Несмотря на всю свою амбициозность и самоуверенность, переходящую — в том числе, и с подачи Раисы Максимовны — в самовлюблённость, Горбачёв иногда оказывался способен трезво оценивать положение. Выводы он, правда, делал специфические и всегда своекорыстные, но исходил из верных посылок. Поэтому уже давно — как минимум, с начала этого, девяносто первого года — он понимал: дело — дрянь. И не только дело страны. Это, как раз, являлось для него «делом десятым». «Дрянь» было его, Горбачёва, персональное дело как давно уже не самостийного владыки КПСС и Советского Союза.

К критике положения вещей Горбачёв давно привык. Это его не задевало: он сам был первым критиканом. С критики, быстро перешедшей в критиканство, и началась «перестройка». А, вот, персональная критика — другое дело. Это уже была не та безобидная критика, о которой ещё Леонид Ильич Брежнев на одном из партийных съездов отозвался вполне нейтрально: «Критика — не мёд, чтобы её любить». На такую критику Михаил Сергеевич «клал», «моргал», «плевал» и «чихал».

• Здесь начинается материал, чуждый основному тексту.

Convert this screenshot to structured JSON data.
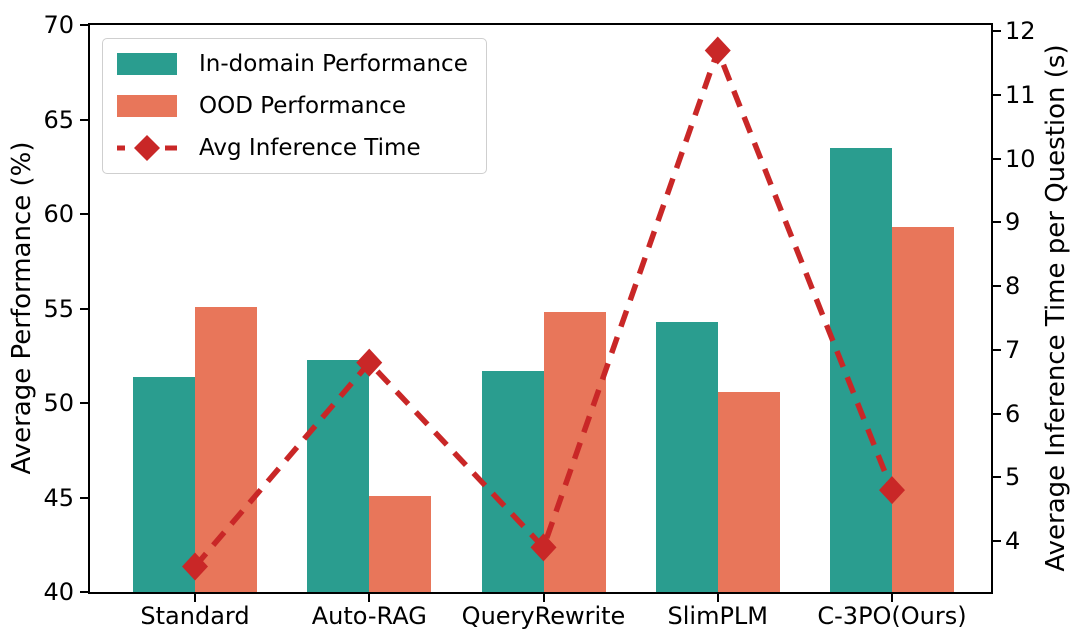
{
  "chart_data": {
    "type": "bar",
    "categories": [
      "Standard",
      "Auto-RAG",
      "QueryRewrite",
      "SlimPLM",
      "C-3PO(Ours)"
    ],
    "series": [
      {
        "name": "In-domain Performance",
        "type": "bar",
        "axis": "left",
        "color": "#2a9d8f",
        "values": [
          51.4,
          52.3,
          51.7,
          54.3,
          63.5
        ]
      },
      {
        "name": "OOD Performance",
        "type": "bar",
        "axis": "left",
        "color": "#e8765a",
        "values": [
          55.1,
          45.1,
          54.8,
          50.6,
          59.3
        ]
      },
      {
        "name": "Avg Inference Time",
        "type": "line",
        "axis": "right",
        "color": "#c92727",
        "linestyle": "dashed",
        "marker": "diamond",
        "values": [
          3.6,
          6.8,
          3.9,
          11.7,
          4.8
        ]
      }
    ],
    "left_axis": {
      "label": "Average Performance (%)",
      "min": 40,
      "max": 70,
      "ticks": [
        40,
        45,
        50,
        55,
        60,
        65,
        70
      ]
    },
    "right_axis": {
      "label": "Average Inference Time per Question (s)",
      "min": 3.2,
      "max": 12.1,
      "ticks": [
        4,
        5,
        6,
        7,
        8,
        9,
        10,
        11,
        12
      ]
    },
    "legend": {
      "position": "upper-left",
      "entries": [
        "In-domain Performance",
        "OOD Performance",
        "Avg Inference Time"
      ]
    },
    "grid": false
  }
}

Но этот случай был не тот… хотя ещё «тот» случай был. Уже не первый год с именем одного человека связывались все беды страны и народа. И имя этому человеку было Михаил Сергеевич Горбачёв. Генсек — теперь уже всё больше Президент — старательно закрывал глаза на факты до тех пор, пока это было возможно. Но момент «вынужденного прозрения» настал. Теперь даже верный Черняев регулярно доносил хозяину: «Толпа ненавидит Вас, Михаил Сергеевич».

Несмотря на крестьянское, пусть и не вполне ясное, происхождение, выходец из народа Горбачёв не любил народ. И «не любил» — это ещё мягко сказано. Он презирал народ: «быдло», «скотов», «хамов», которые оказались не способны постичь величия его замыслов, не говоря уже об их реализации. Нет, во время «хождения в народ» Михаил Сергеевич был само обаяние: простой, доступный мужик, с вызывающим доверие южнорусским «г» и отсутствием даже малейших признаков благородства.

Увы, благородство в Горбачёве отсутствовало не только по линии происхождения. Но плебс, очарованный непривычной доступностью и простотой нового Генсека, догадался об этом слишком поздно для того, чтобы правильно, а главное, своевременно определиться с отношением к этому человеку.

И, всё же, определение состоялось: плебс, ещё вчера рукоплескавший бесконечным фантазиям словоохотливого Генсека, наконец, «определил» Горбачёва. Определил в широком диапазоне: от «безответственного демагога» — до «агента влияния Запада и разрушителя собственной страны». И, ладно, если бы так думала — и говорила — одна толпа. На мнение тех, кто не наделён властными полномочиями и от кого напрямую не зависела его политическая судьба, Михаил Сергеевич привычно «клал», «моргал» и «плевал». Но ведь даже ближайшее окружение, все те, кого он «вознёс и усадил одесную себя» — тоже, понимаешь, начали высказываться! И отнюдь не в духе вчерашнего «одобрямса»!

Что уже было «говорить за разговоры» политических оппонентов! (Про себя, «поборник демократии для наружного применения», Михаил Сергеевич возмущался совсем не по-демократически: «Дожил, мать твою так: челядь оппонирует хозяину СССР!»). Подобные «разговоры» были Горбачёву не в новинку, но в этом году они приняли характер открытого противостояния и даже угроз совсем не шутейного характера.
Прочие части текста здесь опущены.